Maflow Trezzano, l’utopia diventa realtà: gli operai fanno rinascere la fabbrica, “senza padroni”
La Maflow di Trezzano sul Naviglio (Milano) produceva componenti per le industrie automobilistiche più importanti. Dal 2008 la crisi, più o meno giustificata, poi il passaggio di mano nel 2009 e quindi la chiusura. Risultato: 320 lavoratori a casa. Ora, negli spazi dell’ex stabilimento nel frattempo tornati nella mani della banca creditrice, gli operai hanno fatto rinascere un’attività. Un segnale importante di lotta e speranza per il lavoro
Una fabbrica rinasce sulle “ceneri” dell’ex stabilimento grazie ai suoi ex operai. Succede a Trezzano sul Naviglio, alle porte di Milano. Qui la crisi ha mietuto decine di vittime tra le aziende. Tra quelle chiuse definitivamente c’è anche la Maflow, fino al 2008 tra i più importanti fornitori italiani del settore automobilistico: produceva tubi per gli impianti di climatizzazione.
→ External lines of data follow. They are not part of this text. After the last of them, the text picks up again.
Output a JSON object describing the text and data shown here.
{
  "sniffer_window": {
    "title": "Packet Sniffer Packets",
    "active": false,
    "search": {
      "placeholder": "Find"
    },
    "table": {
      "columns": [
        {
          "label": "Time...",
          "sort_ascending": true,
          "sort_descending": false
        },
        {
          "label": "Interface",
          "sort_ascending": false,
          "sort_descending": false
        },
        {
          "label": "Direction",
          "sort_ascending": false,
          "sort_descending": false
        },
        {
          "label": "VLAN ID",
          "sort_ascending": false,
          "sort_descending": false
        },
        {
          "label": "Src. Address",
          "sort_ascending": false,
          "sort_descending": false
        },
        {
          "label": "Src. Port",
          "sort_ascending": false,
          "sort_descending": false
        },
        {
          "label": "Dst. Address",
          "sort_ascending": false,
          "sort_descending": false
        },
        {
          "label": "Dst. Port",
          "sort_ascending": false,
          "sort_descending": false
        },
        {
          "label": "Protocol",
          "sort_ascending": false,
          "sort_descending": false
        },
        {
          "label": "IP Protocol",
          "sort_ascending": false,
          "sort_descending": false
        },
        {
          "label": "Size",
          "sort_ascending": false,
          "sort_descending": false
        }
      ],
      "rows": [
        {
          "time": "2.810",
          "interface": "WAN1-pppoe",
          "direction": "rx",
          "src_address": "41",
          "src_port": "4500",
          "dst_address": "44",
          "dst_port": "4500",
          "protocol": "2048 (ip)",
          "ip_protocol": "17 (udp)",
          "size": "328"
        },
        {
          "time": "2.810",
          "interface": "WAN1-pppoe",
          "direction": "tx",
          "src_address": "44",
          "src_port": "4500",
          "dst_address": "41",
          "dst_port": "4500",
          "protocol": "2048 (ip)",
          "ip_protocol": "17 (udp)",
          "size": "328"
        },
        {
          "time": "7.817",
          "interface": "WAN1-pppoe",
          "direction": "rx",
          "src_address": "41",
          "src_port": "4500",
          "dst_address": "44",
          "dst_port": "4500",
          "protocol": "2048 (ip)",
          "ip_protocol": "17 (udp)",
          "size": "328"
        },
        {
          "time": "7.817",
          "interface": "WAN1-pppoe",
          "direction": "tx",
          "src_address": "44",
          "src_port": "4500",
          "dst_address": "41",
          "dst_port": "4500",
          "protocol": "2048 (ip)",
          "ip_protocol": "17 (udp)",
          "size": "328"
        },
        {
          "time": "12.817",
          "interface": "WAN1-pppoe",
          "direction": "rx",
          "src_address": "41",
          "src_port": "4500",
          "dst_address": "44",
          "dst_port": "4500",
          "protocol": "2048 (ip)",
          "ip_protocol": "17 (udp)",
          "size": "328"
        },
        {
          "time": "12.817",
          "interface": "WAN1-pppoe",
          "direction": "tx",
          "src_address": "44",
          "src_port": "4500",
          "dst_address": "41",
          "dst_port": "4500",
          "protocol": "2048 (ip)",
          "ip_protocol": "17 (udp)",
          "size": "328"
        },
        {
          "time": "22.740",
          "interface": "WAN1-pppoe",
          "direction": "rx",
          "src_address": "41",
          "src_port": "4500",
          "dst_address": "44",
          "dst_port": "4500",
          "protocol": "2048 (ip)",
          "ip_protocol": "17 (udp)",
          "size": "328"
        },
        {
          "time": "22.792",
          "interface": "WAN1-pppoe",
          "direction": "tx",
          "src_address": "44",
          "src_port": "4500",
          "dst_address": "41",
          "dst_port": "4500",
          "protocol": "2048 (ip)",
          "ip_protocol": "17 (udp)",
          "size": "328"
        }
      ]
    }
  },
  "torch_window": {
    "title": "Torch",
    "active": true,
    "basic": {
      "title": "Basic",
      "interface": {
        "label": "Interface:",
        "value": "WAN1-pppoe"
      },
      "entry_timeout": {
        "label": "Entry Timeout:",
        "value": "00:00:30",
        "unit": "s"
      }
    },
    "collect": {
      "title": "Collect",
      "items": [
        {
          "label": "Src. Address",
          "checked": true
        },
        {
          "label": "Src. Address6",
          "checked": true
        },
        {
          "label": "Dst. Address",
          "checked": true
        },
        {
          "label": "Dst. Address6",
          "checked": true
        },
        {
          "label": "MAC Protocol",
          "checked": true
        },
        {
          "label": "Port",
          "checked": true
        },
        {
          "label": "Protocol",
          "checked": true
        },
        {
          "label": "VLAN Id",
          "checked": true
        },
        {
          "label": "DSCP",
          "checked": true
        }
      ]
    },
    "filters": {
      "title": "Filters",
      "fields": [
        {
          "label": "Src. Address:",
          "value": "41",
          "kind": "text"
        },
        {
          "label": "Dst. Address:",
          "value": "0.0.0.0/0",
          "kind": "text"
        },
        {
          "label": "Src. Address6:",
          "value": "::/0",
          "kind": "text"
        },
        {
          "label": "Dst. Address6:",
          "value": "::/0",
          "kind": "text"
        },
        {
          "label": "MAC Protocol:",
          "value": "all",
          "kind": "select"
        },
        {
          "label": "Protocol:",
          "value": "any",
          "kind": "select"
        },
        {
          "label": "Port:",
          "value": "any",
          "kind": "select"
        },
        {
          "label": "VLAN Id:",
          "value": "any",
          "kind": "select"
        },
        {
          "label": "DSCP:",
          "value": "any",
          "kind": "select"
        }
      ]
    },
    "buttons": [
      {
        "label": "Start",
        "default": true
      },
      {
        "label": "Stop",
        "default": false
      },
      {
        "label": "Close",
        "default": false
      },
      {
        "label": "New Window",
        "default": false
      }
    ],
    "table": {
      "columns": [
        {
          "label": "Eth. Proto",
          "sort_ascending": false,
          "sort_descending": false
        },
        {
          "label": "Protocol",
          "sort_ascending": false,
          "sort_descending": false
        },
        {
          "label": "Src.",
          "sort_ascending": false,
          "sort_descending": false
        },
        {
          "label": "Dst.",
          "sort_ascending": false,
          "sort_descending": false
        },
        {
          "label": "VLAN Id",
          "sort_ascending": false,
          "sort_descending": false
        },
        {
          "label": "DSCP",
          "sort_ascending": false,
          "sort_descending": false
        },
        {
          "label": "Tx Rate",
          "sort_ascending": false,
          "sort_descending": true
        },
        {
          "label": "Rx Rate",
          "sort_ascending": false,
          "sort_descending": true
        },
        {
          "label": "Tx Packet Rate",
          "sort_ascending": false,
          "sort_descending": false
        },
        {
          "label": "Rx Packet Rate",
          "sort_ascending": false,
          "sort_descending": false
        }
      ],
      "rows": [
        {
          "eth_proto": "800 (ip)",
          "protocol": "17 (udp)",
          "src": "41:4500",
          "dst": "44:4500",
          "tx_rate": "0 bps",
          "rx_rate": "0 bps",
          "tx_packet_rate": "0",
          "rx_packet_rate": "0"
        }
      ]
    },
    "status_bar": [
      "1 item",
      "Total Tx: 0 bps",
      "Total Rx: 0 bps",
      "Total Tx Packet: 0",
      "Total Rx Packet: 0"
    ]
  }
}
La vicenda della Maflow è complicata. Con la “scusa” della crisi, nel 2008, l’azienda che è sana e ha tantissime commesse improvvisamente va in crisi. Nonostante i tentativi di rilancio e le battaglie sindacali l’azienda declina rapidamente, finchè nel 2009 ne viene dichiarata l’insolvenza.
Poi c’è il tentativo di recupero di un imprenditore polacco, che però coinvolge solo 80 dei320 dipendenti ex Maflow. Poi il nulla, tutti a casa. Ma i lavoratori non ci stanno, e mentre i capannoni dove sorgeva l’area produttiva dai liquidatori passano in mano alle banche creditrici, gli operai pensano di utilizzare gli spazi e le attrezzature ancora disponibili per re-inventarsi un lavoro.
Detto fatto: occupano la ex fabbrica e poi ottengono con insistenza l’autorizzazione della nuova proprietà (una società del gruppo Unicredit) ad utilizzarne gli spazi, quasi 30mila metri quadri. E coinvolgendo una rete di persone che comprende disoccupati di altre fabbriche chiuse dell’ovest milanese e persino alcuni imprenditori locali, si rimettono al lavoro.
Che fare però? L’idea parte da quel che resta nei capannoni della ex Maflow: rottami ferrosi e altri macchinari in disuso. Di qui l’idea di aprire una vera e propria attività di ricicleria di materiali ed attrezzature dismesse. Cose piccole per iniziare, per cui non servono grandi attrezzature: computer, piccoli motori, elettrodomestici vengono smontati pezzo per pezzo per essere riciclati.
L’attività sta in piedi? I promotori, che si sono regolarizzati in cooperativa (con un primo nucleo di 10 persone) dicono di si. Prendono contatti con le amministrazioni locali per far conoscere la nuova attività, la “ri-Maflow” e soprattutto ci credono: la “fabbrica senza padroni” sta prendendo forma e attorno a se sta raccogliendo le speranze di molti disoccupati dell’area, una volta cuore industriale dell’ovest milanese. Qui c’è l’appellopubblicato lo scorso gennaio alla vigilia della costituzione della nuova cooperativa.
Michele Morini, uno degli ideatori di questo progetto, ha detto al quotidiano onlineLinkiesta “ora la cooperativa non è ancora in grado di produrre degli stipendi per tutti. Ma la speranza è che in futuro potremo magari comprare dei macchinari e crescere ancora, diventare di nuovo 200-300 operai e tornare occupare ancora tutti gli stabilimenti”.